L’Union européenne adopte un nouveau cadre pour le transfert de données à caractère personnel vers les États-Unis

Le 10 juillet dernier, la Commission européenne a adopté une décision d’adéquation concernant le cadre de protection des données UE – États-Unis.

Cette décision conclut que les États-Unis garantissent un niveau de protection adéquat – comparable à celui de l’Union européenne – pour les données à caractère personnel transférées de l’Union européenne vers des entreprises américaines au titre du nouveau cadre.

Ainsi, les données à caractère personnel peuvent désormais circuler en toute sécurité de l’Union européenne vers des entreprises américaines adhérant au nouveau cadre, sans qu’il soit nécessaire de mettre en place des garanties supplémentaires en matière de protection des données.

La décision d’adéquation[1] de la Commission européenne (« Commission ») fait suite à la conclusion, par les États-Unis, d’un décret présidentiel introduisant de nouvelles garanties contraignantes afin de répondre à toutes les préoccupations soulevées par la Cour de justice de l’Union européenne (« CJUE »), notamment en limitant l’accès des services de renseignement américains aux données de l’Union européenne (« UE ») à ce qui est « nécessaire » et « proportionné », et en instituant une Cour chargée du contrôle de la protection des données, la Data Protection Review Court.

La présidente de la Commission, Ursula von der Leyen, a salué l’adoption de cette décision tant attendue dans les termes suivants :

« Le nouveau cadre de protection des données UE – États-Unis garantira une circulation sécurisée des données aux Européens et apportera une sécurité juridique aux entreprises des deux côtés de l’Atlantique.

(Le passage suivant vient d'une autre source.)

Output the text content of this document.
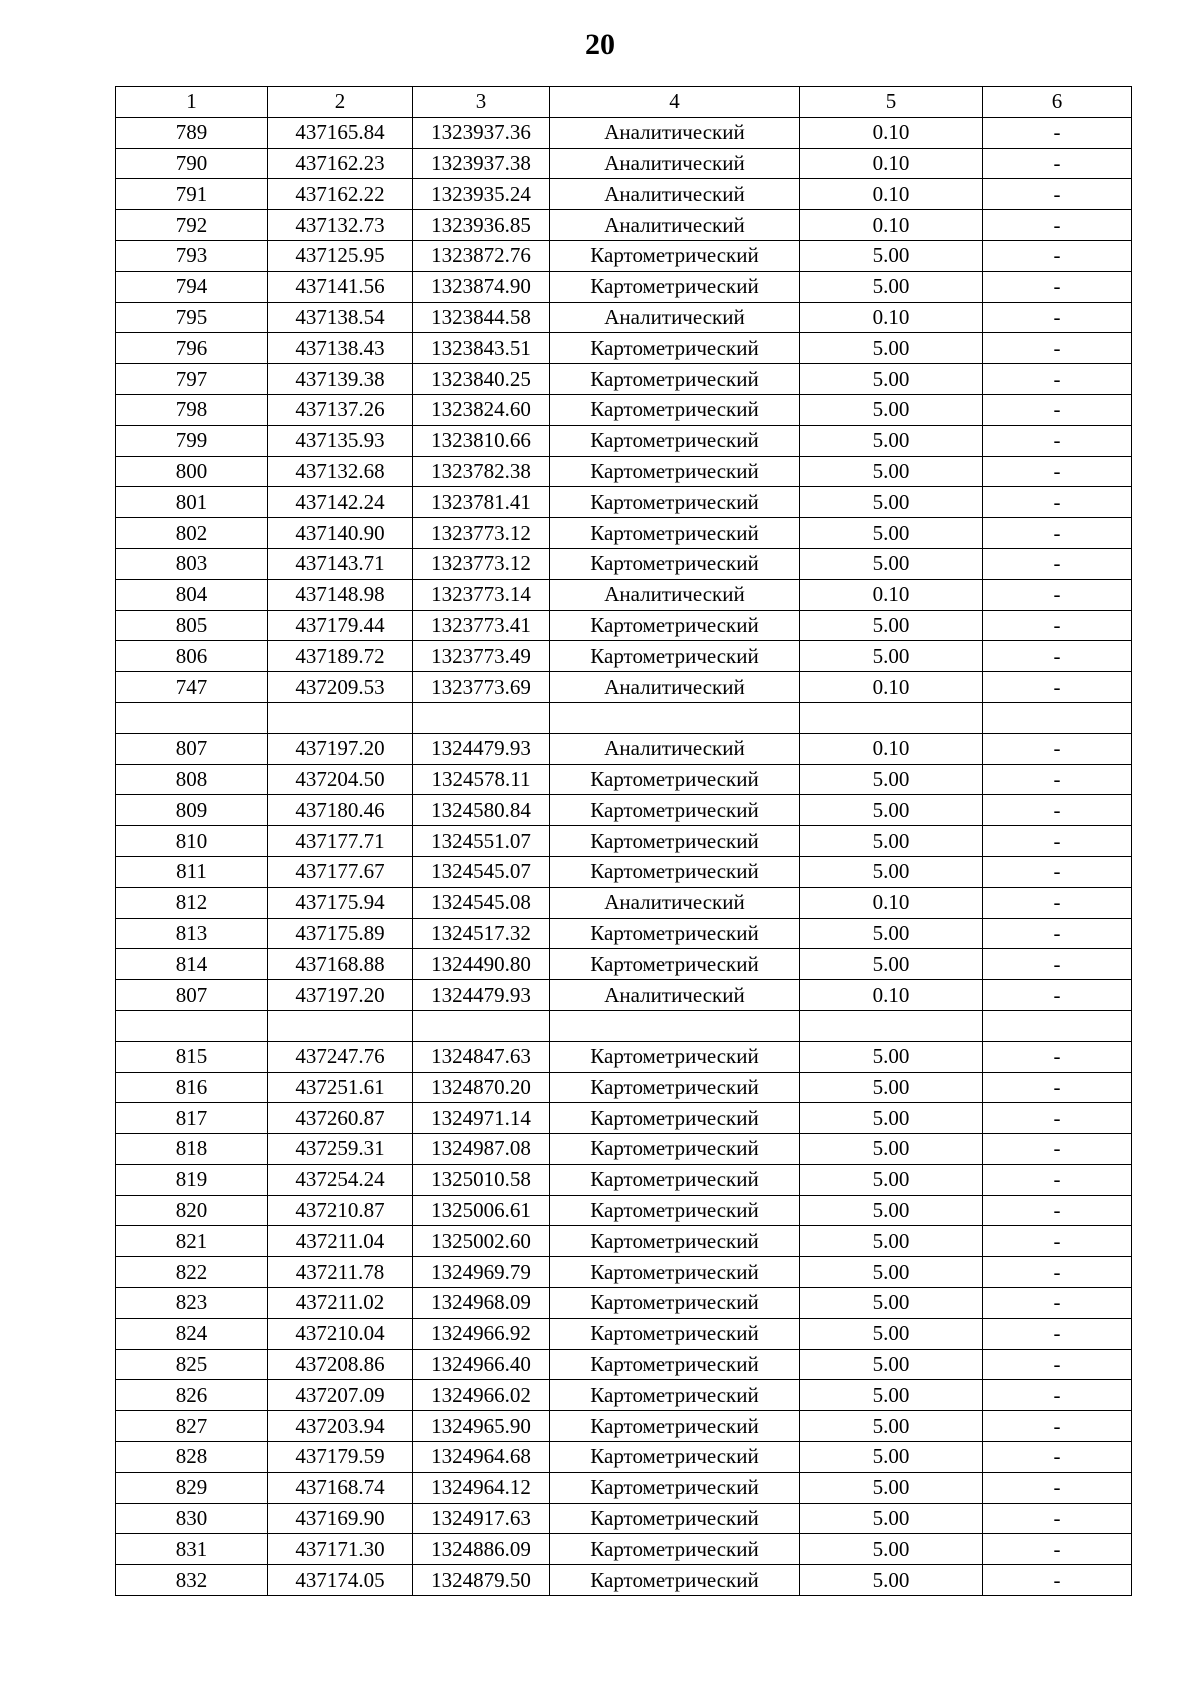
20
1	2	3	4	5	6
789	437165.84	1323937.36	Аналитический	0.10	-
790	437162.23	1323937.38	Аналитический	0.10	-
791	437162.22	1323935.24	Аналитический	0.10	-
792	437132.73	1323936.85	Аналитический	0.10	-
793	437125.95	1323872.76	Картометрический	5.00	-
794	437141.56	1323874.90	Картометрический	5.00	-
795	437138.54	1323844.58	Аналитический	0.10	-
796	437138.43	1323843.51	Картометрический	5.00	-
797	437139.38	1323840.25	Картометрический	5.00	-
798	437137.26	1323824.60	Картометрический	5.00	-
799	437135.93	1323810.66	Картометрический	5.00	-
800	437132.68	1323782.38	Картометрический	5.00	-
801	437142.24	1323781.41	Картометрический	5.00	-
802	437140.90	1323773.12	Картометрический	5.00	-
803	437143.71	1323773.12	Картометрический	5.00	-
804	437148.98	1323773.14	Аналитический	0.10	-
805	437179.44	1323773.41	Картометрический	5.00	-
806	437189.72	1323773.49	Картометрический	5.00	-
747	437209.53	1323773.69	Аналитический	0.10	-

807	437197.20	1324479.93	Аналитический	0.10	-
808	437204.50	1324578.11	Картометрический	5.00	-
809	437180.46	1324580.84	Картометрический	5.00	-
810	437177.71	1324551.07	Картометрический	5.00	-
811	437177.67	1324545.07	Картометрический	5.00	-
812	437175.94	1324545.08	Аналитический	0.10	-
813	437175.89	1324517.32	Картометрический	5.00	-
814	437168.88	1324490.80	Картометрический	5.00	-
807	437197.20	1324479.93	Аналитический	0.10	-

815	437247.76	1324847.63	Картометрический	5.00	-
816	437251.61	1324870.20	Картометрический	5.00	-
817	437260.87	1324971.14	Картометрический	5.00	-
818	437259.31	1324987.08	Картометрический	5.00	-
819	437254.24	1325010.58	Картометрический	5.00	-
820	437210.87	1325006.61	Картометрический	5.00	-
821	437211.04	1325002.60	Картометрический	5.00	-
822	437211.78	1324969.79	Картометрический	5.00	-
823	437211.02	1324968.09	Картометрический	5.00	-
824	437210.04	1324966.92	Картометрический	5.00	-
825	437208.86	1324966.40	Картометрический	5.00	-
826	437207.09	1324966.02	Картометрический	5.00	-
827	437203.94	1324965.90	Картометрический	5.00	-
828	437179.59	1324964.68	Картометрический	5.00	-
829	437168.74	1324964.12	Картометрический	5.00	-
830	437169.90	1324917.63	Картометрический	5.00	-
831	437171.30	1324886.09	Картометрический	5.00	-
832	437174.05	1324879.50	Картометрический	5.00	-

À la suite de l’accord de principe auquel je suis parvenue avec le président Biden l’an dernier, les États-Unis ont mis en œuvre des engagements sans précédent pour établir le nouveau cadre. Aujourd’hui, nous prenons une mesure importante pour donner confiance aux citoyens quant à la sécurité de leurs données, pour approfondir les liens économiques entre l’UE et les États-Unis et, dans le même temps, pour réaffirmer nos valeurs communes. Cela montre qu’en travaillant ensemble, nous pouvons nous attaquer aux questions les plus complexes. »

Contexte

L’article 45, paragraphe 3, du Règlement Général sur la Protection des Données (« RGPD »)[2] confère à la Commission européenne le pouvoir de décider, par voie d’actes d’exécution, qu’un pays tiers assure « un niveau de protection adéquat », c’est-à-dire un niveau de protection des données à caractère personnel substantiellement équivalent à celui garanti au sein de l’UE.

La décision d’adéquation est l’un des instruments prévus par le RGPD pour le transfert de données à caractère personnel de l’UE vers les pays tiers qui, d’après l’évaluation de la Commission, garantissent un niveau de protection des données à caractère personnel comparable à celui offert dans l’UE.

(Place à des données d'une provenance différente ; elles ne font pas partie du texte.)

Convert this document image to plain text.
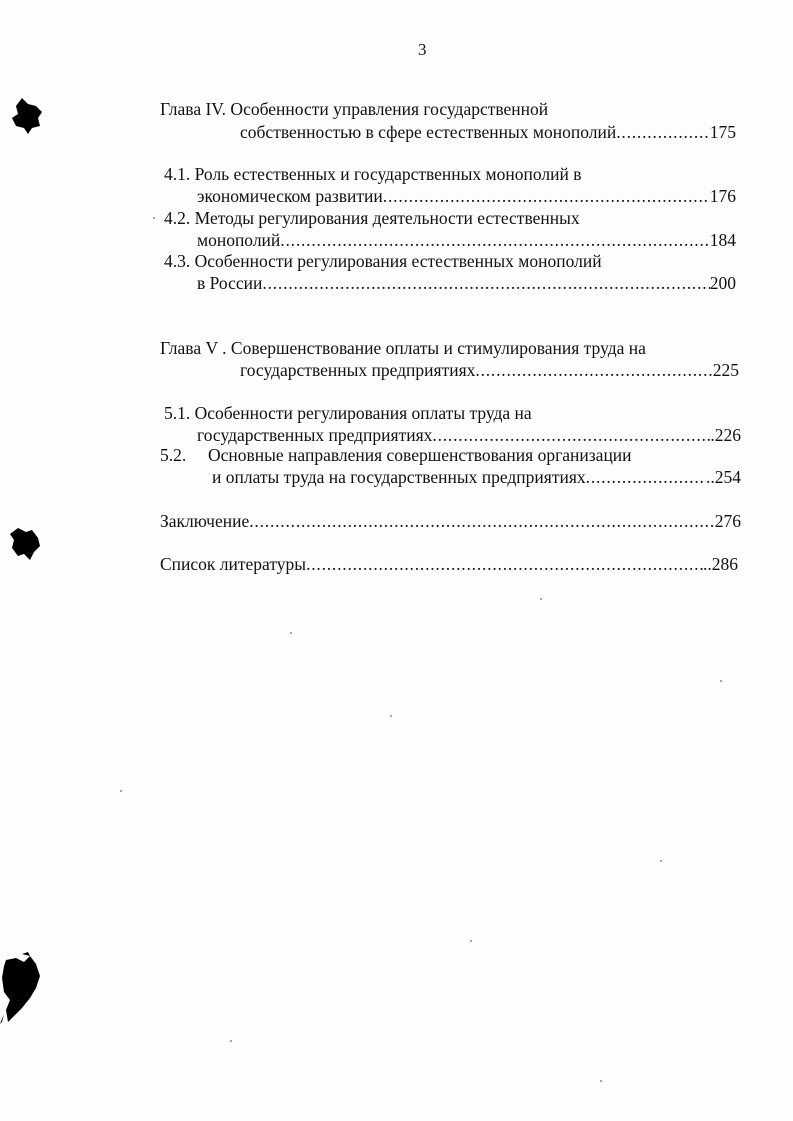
3
Глава IV. Особенности управления государственной
собственностью в сфере естественных монополий .....	175
4.1. Роль естественных и государственных монополий в
экономическом развитии .....	176
4.2. Методы регулирования деятельности естественных
монополий .....	184
4.3. Особенности регулирования естественных монополий
в России .....	200
Глава V . Совершенствование оплаты и стимулирования труда на
государственных предприятиях .....	225
5.1. Особенности регулирования оплаты труда на
государственных предприятиях .....	.226
5.2. Основные направления совершенствования организации
и оплаты труда на государственных предприятиях .....	..254
Заключение .....	276
Список литературы .....	..286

Grâce aux décisions d’adéquation, les données à caractère personnel peuvent circuler librement et en toute sécurité depuis l’Espace économique européen[3] vers le pays tiers concerné, sans que des conditions ou des autorisations supplémentaires ne soient nécessaires.

Après l’invalidation par la CJUE de la précédente décision d’adéquation relative au Bouclier de Protection des données UE – États-Unis (également connu sous sa désignation anglaise Privacy Shield) aux termes de son arrêt « Schrems II » de juillet 2020[4], la Commission et le gouvernement américain ont entamé des discussions sur un nouveau cadre qui répondrait aux préoccupations soulevées par la CJUE.

En mars 2022, la présidente de la Commission, Ursula von der Leyen, et le président américain, Joe Biden, ont annoncé qu’ils étaient parvenus à un accord de principe sur un nouveau cadre pour les flux de données transatlantiques[5].

En octobre 2022, le président Biden a signé un décret présidentiel[6] sur le renforcement des garanties applicables aux activités de renseignement d’origine électromagnétique menées par les États-Unis, qui a été complété par des règles adoptées par le procureur général des États-Unis. Ces éléments ont permis la mise en œuvre en droit américain des engagements pris par les États-Unis en vertu de l’accord de principe et ont complété les obligations incombant aux entreprises américaines en vertu du nouveau cadre de protection des données UE – États-Unis.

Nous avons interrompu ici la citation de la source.